İlk olarak bahsedeceğim konu malzemeler. Çadır kampı yapacaksanız yanınıza ciddi anlamda ekipman, eşya almanız gerektiğini unutmayın. Bugün birçok özel işletme size çadırdan, uyku tulumuna kadar her türlü malzemeyi sağlıyor ama kendi eşyalarınız ile gidecekseniz dikkatli seçimler yapıp, hiçbir şeyi unutmamanız gerekiyor.

Temel barınma malzemelerinin yanında, yeme-içme ve onları hazırlayacağınız eşyaları da işin içine katınca, bir araba bagajı dolusu malzeme ile yola çıkacağınız aklınızda olsun.

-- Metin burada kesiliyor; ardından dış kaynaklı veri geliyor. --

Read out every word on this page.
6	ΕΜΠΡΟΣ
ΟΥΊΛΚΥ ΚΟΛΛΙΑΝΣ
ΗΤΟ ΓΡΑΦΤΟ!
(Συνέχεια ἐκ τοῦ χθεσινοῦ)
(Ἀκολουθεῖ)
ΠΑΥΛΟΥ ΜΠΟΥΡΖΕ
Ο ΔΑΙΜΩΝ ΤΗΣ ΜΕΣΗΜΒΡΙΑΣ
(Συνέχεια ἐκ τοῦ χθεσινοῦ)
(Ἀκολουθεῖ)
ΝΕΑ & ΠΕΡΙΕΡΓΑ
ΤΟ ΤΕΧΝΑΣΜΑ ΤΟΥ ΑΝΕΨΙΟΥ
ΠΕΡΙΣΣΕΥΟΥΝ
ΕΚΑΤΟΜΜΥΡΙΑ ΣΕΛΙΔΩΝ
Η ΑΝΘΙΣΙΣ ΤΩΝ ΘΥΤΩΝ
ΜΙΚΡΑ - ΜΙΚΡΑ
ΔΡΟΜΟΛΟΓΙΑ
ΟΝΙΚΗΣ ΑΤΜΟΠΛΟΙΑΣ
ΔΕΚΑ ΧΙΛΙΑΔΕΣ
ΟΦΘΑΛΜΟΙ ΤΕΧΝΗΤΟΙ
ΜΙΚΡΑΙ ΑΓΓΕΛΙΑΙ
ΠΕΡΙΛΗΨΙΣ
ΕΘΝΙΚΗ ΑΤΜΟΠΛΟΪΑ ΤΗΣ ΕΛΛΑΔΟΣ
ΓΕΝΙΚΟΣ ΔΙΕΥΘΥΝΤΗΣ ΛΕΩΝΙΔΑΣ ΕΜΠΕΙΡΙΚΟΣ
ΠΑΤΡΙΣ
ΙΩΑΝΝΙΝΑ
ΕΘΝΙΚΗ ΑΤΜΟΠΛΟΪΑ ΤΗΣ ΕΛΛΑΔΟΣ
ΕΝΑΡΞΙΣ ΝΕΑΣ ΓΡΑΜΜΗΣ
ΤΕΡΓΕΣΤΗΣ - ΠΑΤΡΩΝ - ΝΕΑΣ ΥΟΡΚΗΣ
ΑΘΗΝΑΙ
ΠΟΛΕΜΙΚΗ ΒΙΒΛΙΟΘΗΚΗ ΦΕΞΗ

Ben bugüne kadar şehir dışı konaklamalarında bile, bir tane sırt çantası ile idare eden biri olarak, bu kalabalık açıkçası gözümü korkuttu:) Ama hemen hemen hepsi işe yarıyor ve yanınıza almanız gerekiyor.

Fotoğraf Kaynak: Pixabay

Peki neler vardı yanımda, arabanın bagajında? 

Barınma için;

- Çadır, 

- Çadır altına sermek için tente tarzı birşey,

- Uyku tulumu (-10 derece konfor limitli), 

- Kamp Matı, 

- Battaniye, 

- Çadır içi aydınlatma,

- Yolculuk yastığı.

Fotoğraf Kaynak: Pixabay

İşime yarayacağını düşündüğüm küçük ekipmanlar;

- Baş feneri, 

- Çakı, (küçük bir plastik çekiç almak faydalı olacaktır.)

- Düdük.

Kıyafet Örneği

Kıyafet;

- Kar Montu (gündüz giyme ihtiyacım yoktu ama gece soğuğuna önlem maksatlı)

- Kapüşonlu sweat-shirt,

- Polar mont,

- Kalın çorap,

- İçlik, yedek iç çamaşırı,

- Bere ve Şapka,

- Rahat bir yürüyüş pantolonu ve yürüyüş ayakkabısı ile bot,

- Çok ihtiyaç duymamış olsam da birkaç tane t-shirt,

- El ve ayak ısıtıcı (Decathlon'da satılan ve 5 saate kadar sıcak tutan bir malzeme)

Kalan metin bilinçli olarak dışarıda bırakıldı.